Redemption for Victor Ortiz
By Teron Briggs: On June 7th, 2009 Victor Ortiz after having gotten out to a blazing fast start, knocking down his opponent Marcos Maidana three times in the first two rounds, lost control of the bout and received the kind of beating that made him decide he didn’t want to engage in a fight anymore. A boxer gets praised for going out on his shield; he receives a scarlet letter for committing the cardinal sin of quitting. Victor Ortiz a highly touted, undefeated prospect, who at the ripe old age of 22 had just headlined the Staples Center, was now considered a boxing fraud.
Article posted on 19.04.2011
(Fast Forward Almost 2 Years Later)
Ortiz entered his fight against WBC Champ Andre Berto with only one legitimate loss in 28 fights; with 22 wins coming by way of knockout, undefeated in his last 6 fights, yet still a 3.5 to1 underdog. If you asked most boxing experts and fans you would be hard pressed to find 1 in 35 people who would’ve picked him to win. He entered the bout viewed as a stepping-stone for Berto to establish himself as the number three guy behind Pacquaio and Mayweather in the division. Oh, how wrong they were. Ortiz was more determined and focused then anyone could imagine. He came to the ring with a chip the size of Floyd Mayweather’s ego on his shoulder and throwing punches with the murderous intentions of Manny Pacquiao. Berto believed that Ortiz had a “little speed and a little power” but was “limited” and most importantly, didn’t have as strong of a will to win as he did. Few people realized the boxer who had quit 2 years prior, had grown into a full-fledged fighter.
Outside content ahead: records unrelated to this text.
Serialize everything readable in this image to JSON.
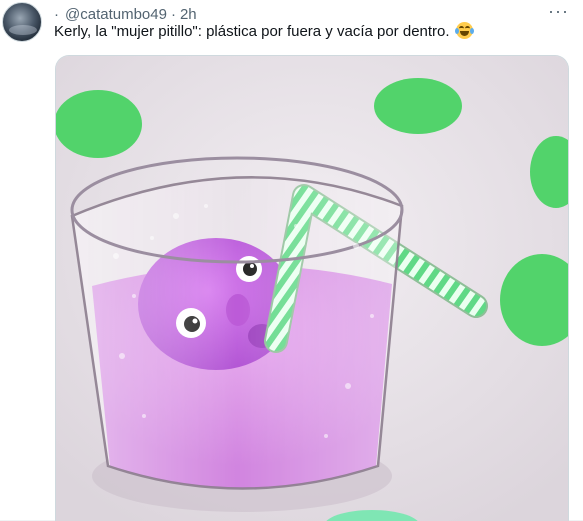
{
  "tweet": {
    "dot": "·",
    "handle": "@catatumbo49",
    "separator": "·",
    "time": "2h",
    "text": "Kerly, la \"mujer pitillo\": plástica por fuera y vacía por dentro.",
    "emoji": "face-with-tears-of-joy",
    "more_icon": "more-horizontal-icon"
  },
  "media": {
    "description_icon": "video-thumbnail",
    "colors": {
      "background": "#ebe6ec",
      "dots": "#52d36b",
      "drink": "#d98fe6",
      "face": "#c35fe0",
      "straw_green": "#6ee08a"
    }
  }
}
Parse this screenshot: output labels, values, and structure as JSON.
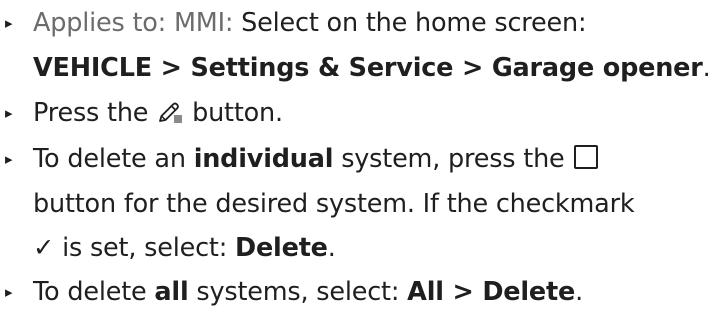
{
  "instructions": {
    "step1": {
      "prefix": "Applies to: MMI:",
      "text": " Select on the home screen:",
      "path": {
        "item1": "VEHICLE",
        "sep1": " > ",
        "item2": "Settings & Service",
        "sep2": " > ",
        "item3": "Garage opener",
        "end": "."
      }
    },
    "step2": {
      "before": "Press the ",
      "icon": "edit-icon",
      "after": " button."
    },
    "step3": {
      "before": "To delete an ",
      "bold": "individual",
      "after": " system, press the ",
      "icon": "checkbox-icon",
      "line2": "button for the desired system. If the checkmark",
      "check_glyph": "✓",
      "line3_mid": " is set, select: ",
      "delete": "Delete",
      "end": "."
    },
    "step4": {
      "before": "To delete ",
      "bold": "all",
      "mid": " systems, select: ",
      "all": "All",
      "sep": " > ",
      "delete": "Delete",
      "end": "."
    },
    "bullet_glyph": "▸"
  }
}
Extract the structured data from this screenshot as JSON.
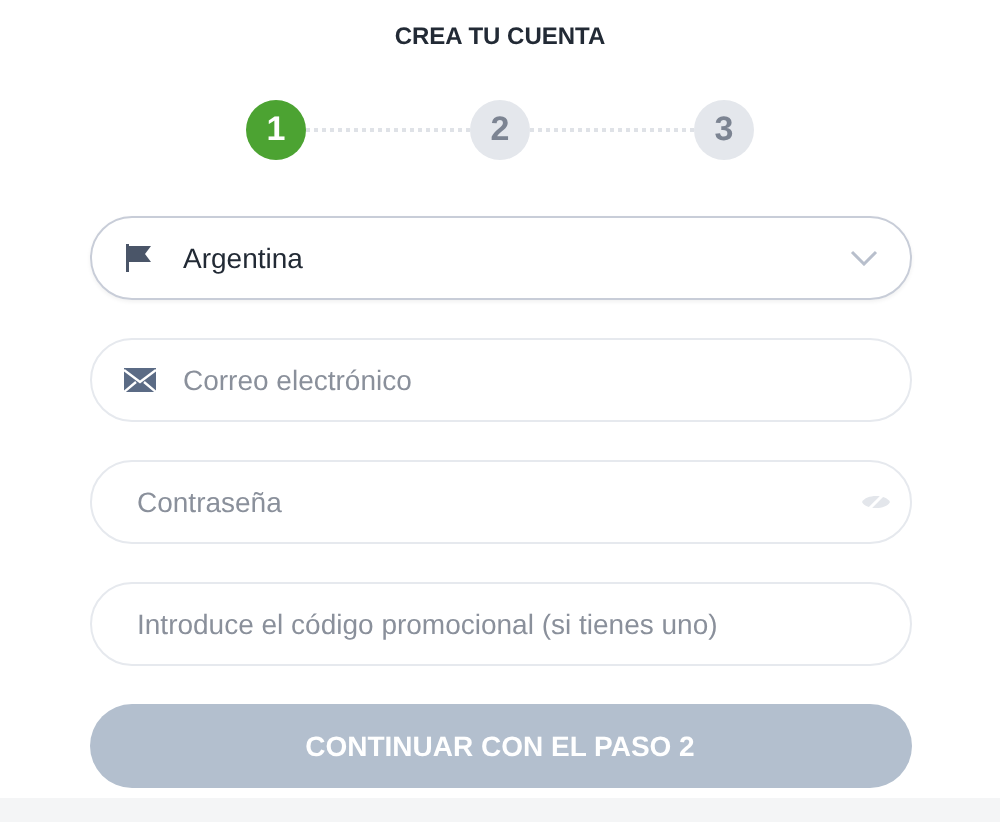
{
  "title": "CREA TU CUENTA",
  "steps": [
    {
      "label": "1",
      "selected": true
    },
    {
      "label": "2",
      "selected": false
    },
    {
      "label": "3",
      "selected": false
    }
  ],
  "fields": [
    {
      "kind": "country",
      "value": "Argentina"
    },
    {
      "kind": "email",
      "placeholder": "Correo electrónico"
    },
    {
      "kind": "password",
      "placeholder": "Contraseña"
    },
    {
      "kind": "promo",
      "placeholder": "Introduce el código promocional (si tienes uno)"
    }
  ],
  "submit": {
    "label": "CONTINUAR CON EL PASO 2",
    "disabled": true
  }
}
It was evident by looking at the physique of Ortiz that he hadn’t cut any corners in training for what was undoubtedly the most important bout of his career. Ortiz started out of the gate fierce, like he had done many times previously, knocking down his opponent in the 1st round. His above average combination of speed and power simply over-matched his foe early on. However, Berto possessed too much skill and heart to be dismissed easily. He used his lighting fast hands as well as nothing less than sheer determination to battle himself back into the fight, badly hurting Ortiz in the sixth round, the same one he had previously quit in. There was no quit in Ortiz this night though. He was prepared to take it as well as he dished it. Undeterred, he floored Berto later in the round and fought his way to a 12 round unanimous decision victory, as the champion struggled to finish upright. “Vicious” Victor Ortiz at 24 years old had earned his proverbially boxing stripes, overcoming adversity to come out victorious. He had gotten up from the canvas not once, but twice to win an exciting slugfest that will undoubtedly go down as one of the best fights in 2011. On April 16th, 2011 the newly crowned WBC Welterweight had gotten his redemption, by literally fighting for it.